Unfortunately, for so many people, it's never enough!

I hate to even say it but, the "it bends" shows the mentality of people who just don't get what these people are doing!:apple:
 

ChrisCW11

macrumors 65816
Jul 21, 2011
1,037
1,432
OMG get over the RAM debate

$0.05 more of extra RAM in a phone never hurt anybody, except Apple's bottom line, which is why they don't simply put 8gb of RAM in their phones by now.

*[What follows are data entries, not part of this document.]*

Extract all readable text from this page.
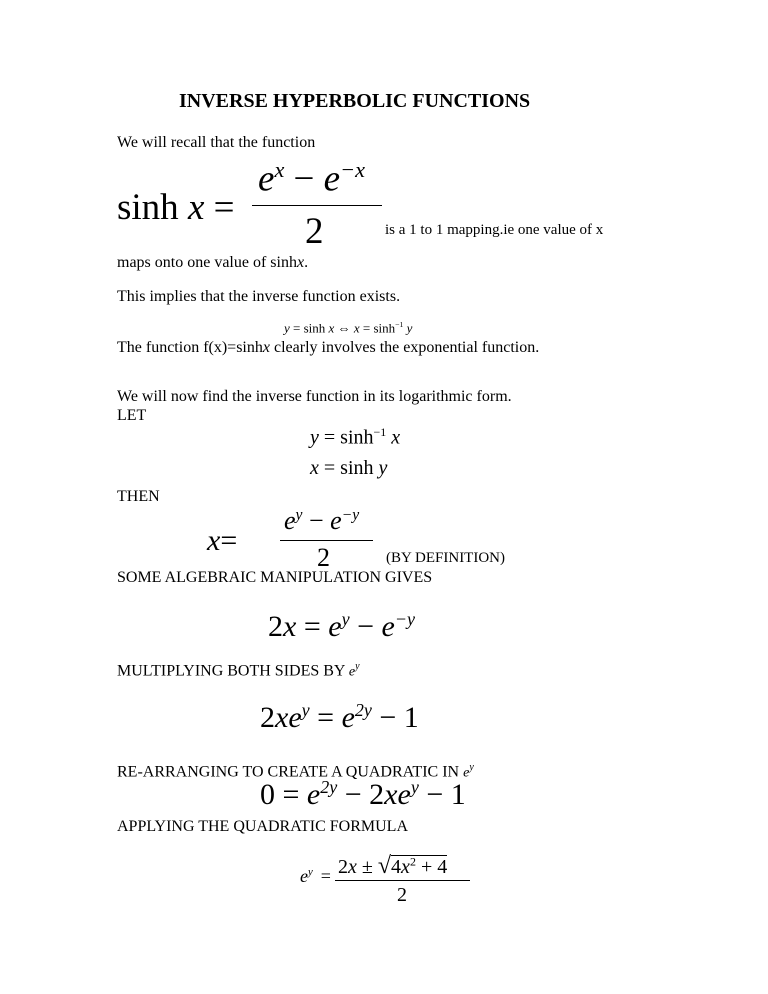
INVERSE HYPERBOLIC FUNCTIONS
We will recall that the function
sinh x =
$e^x - e^{-x}$
2	is a 1 to 1 mapping.ie one value of x
maps onto one value of sinhx.
This implies that the inverse function exists.
y = sinh x ⇔ $x = \sinh^{-1} y$
The function f(x)=sinhx clearly involves the exponential function.
We will now find the inverse function in its logarithmic form.
LET
$y = \sinh^{-1} x$
x = sinh y
THEN
x=
$e^y - e^{-y}$
2	(BY DEFINITION)
SOME ALGEBRAIC MANIPULATION GIVES
$2x = e^y - e^{-y}$
MULTIPLYING BOTH SIDES BY $e^y$
$2xe^y = e^{2y} - 1$
RE-ARRANGING TO CREATE A QUADRATIC IN $e^y$
$0 = e^{2y} - 2xe^y - 1$
APPLYING THE QUADRATIC FORMULA
$e^y = 2x \pm √4x^2 + 4$
2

I mean why did Apple go to 64bit mobile processing? It certainly is NOT necessary for MOST mobile applications, and there is many that have suggested even the iPhone's 5s A7 CPU is woefully underutilized, so why did Apple have to rush out a phone with an overpowered A8 CPU this time around? Certainly it looks much better on paper to see a CPU version bump and to boast about how many more times powerful the new iPhone 6 is over the previous generations.

So if you are going to suggest to me that Apple is not bumping up the RAM because they don't believe it's technically necessary and that Android phones are just doing so for prestige or necessity, bull-****. Apple started the whole "my specs are better then your specs" game a LONG time ago.

Apple most likely hasn't found a financial reason to spend more money on their phones to add the extra RAM, but you can be sure the moment Apple decides that a phone needs 32gb of RAM, then Tim Cook will be on stage proudly boasting about how the new iPhone X is so much better than all those phones with only a paltry 4gb of RAM.
 

AppleInLVX

macrumors 65816
Jan 12, 2010
1,093
511
Is this why my phone keeps thinking that my photos are portrait even though I'm holding the phone landscape? :confused:
 

ghettochris

macrumors 6502a
Feb 19, 2008
774
0
$0.05 more of extra RAM in a phone never hurt anybody, except Apple's bottom line, which is why they don't simply put 8gb of RAM in their phones by now.
I'm not sure exactly how much more, but running eight gigs of RAM takes more power than running one gig. There are some cons involved, mostly cost and power.
 

nagromme

macrumors G5
May 2, 2002
12,546
1,195
And here's what accelerometers get you WITHOUT elegant engineering:

http://gameovenstudios.com/bounden-on-android-delayed/

"We have been developing Bounden for Android alongside its development on iOS, and have tested the game on a number of devices. It was only a week ago that we started expanding our list of test devices, after we quickly discovered that: a) some devices had ‘broken’ gyroscopes that didn’t work on all axis, b) that some devices were faking gyroscopes by mixing and matching the accelerometer data with compass data, or c) that some devices did not have a gyroscope at all. ... At this point, we are left with one option: whitelist Android devices one by one and release the game when we feel good about the list."

http://www.wired.com/2014/08/hyperlapse-instagrams-new-app-is-like-a-15000-video-setup-in-your-hand/

"Instagram hopes to develop an Android version [of Hyperlapse] soon, but that will require changes to the camera and gyroscope APIs on Android phones."
 

Glassed Silver

macrumors 68020
Mar 10, 2007
2,096
2,558
Kassel, Germany
So maybe the app developers need to implement disk-based caching instead of consuming valuable RAM when the app is not in active use? I don't think more RAM is really the solution to these problems, such as how Safari behaves.
Virtual memory is the last thing a flagship smartphone should make extensive use of for simple things like keeping a FEW apps ready to go as soon as I multitask back into them, let alone keeping more than 3 or 4 Safari tabs loaded.

Come on, we applaud Apple's genius for including 2 accelerometers to save battery life, but then we accept 1GB of RAM in 2014?
No, just no.

I'll likely update sooner or later, because I can make use of quite some features that will be new to me as iPhone 5 owner and my contract allows for an upgrade soon, but I know damn well that with 1GB of RAM this will be one short-lifed phone in terms of performance on the second next iOS version.